I'm glad you posted this, because I wanted to post something like it myself.
I'm very new to my transition experience and in the early stages, but from what I have learned from myself in the last 3 months and realized over the last 7 years of my adult life, I am not a gay man as I came out as when I was 14 (very accepting parents, I was *very* lucky for them to accept even that back in the 2002).

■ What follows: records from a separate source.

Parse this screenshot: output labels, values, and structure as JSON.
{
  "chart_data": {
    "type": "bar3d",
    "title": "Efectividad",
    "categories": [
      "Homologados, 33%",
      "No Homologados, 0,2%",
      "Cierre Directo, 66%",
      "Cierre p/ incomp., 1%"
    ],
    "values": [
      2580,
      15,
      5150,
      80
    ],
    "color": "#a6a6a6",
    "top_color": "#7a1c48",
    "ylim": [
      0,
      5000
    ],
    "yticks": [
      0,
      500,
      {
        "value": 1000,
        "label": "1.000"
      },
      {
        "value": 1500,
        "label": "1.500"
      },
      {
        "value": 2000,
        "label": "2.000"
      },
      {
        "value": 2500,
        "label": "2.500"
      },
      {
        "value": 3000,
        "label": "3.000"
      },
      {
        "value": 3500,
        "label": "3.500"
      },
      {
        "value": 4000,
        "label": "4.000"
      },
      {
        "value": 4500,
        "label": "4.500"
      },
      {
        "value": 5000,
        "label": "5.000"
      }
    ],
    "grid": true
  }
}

I always felt as, a gay man, incredibly awkward while in relationships including: holding hands, giving flowers/gifts, who remember anniversaries, who pays, top/bottom/vers roles, 'sexiness of bathhouses', 'attractiveness of being promiscuous', kissing in public and most of all, the somewhat 'animalistic' and vastly testosterone-driven drive for sex immediately. I always looked for the gay man who would be the man, so I would be the woman --- but I didn't 'think' of it that way, because that's not how a gay man is, it is a give and take, a compromise: I always yearned for the opposite. For years I battled with disagreeing with all of it (and so much more), striving for the heterosexual norm, with all my gay peers constantly scrutinizing me. And I was always such an awkward gay man. I'd be the one covered in make-up, feminizing myself in every way and then wondering, why doesn't any gay guy like me, except for the ones who are as girly as I am (still don't get that)? After going after all the straight men with obviously, no successes, idolizing my female friends, being jealous of their gender and never relating to any gay man emotionally on structurally in the gay world, it was the real bubble burst that I was not actually gay at all.
Bottom line: preference only 'straight'/heterosexual men without getting into any debate of bi/curious TS ->-bleeped-<-s.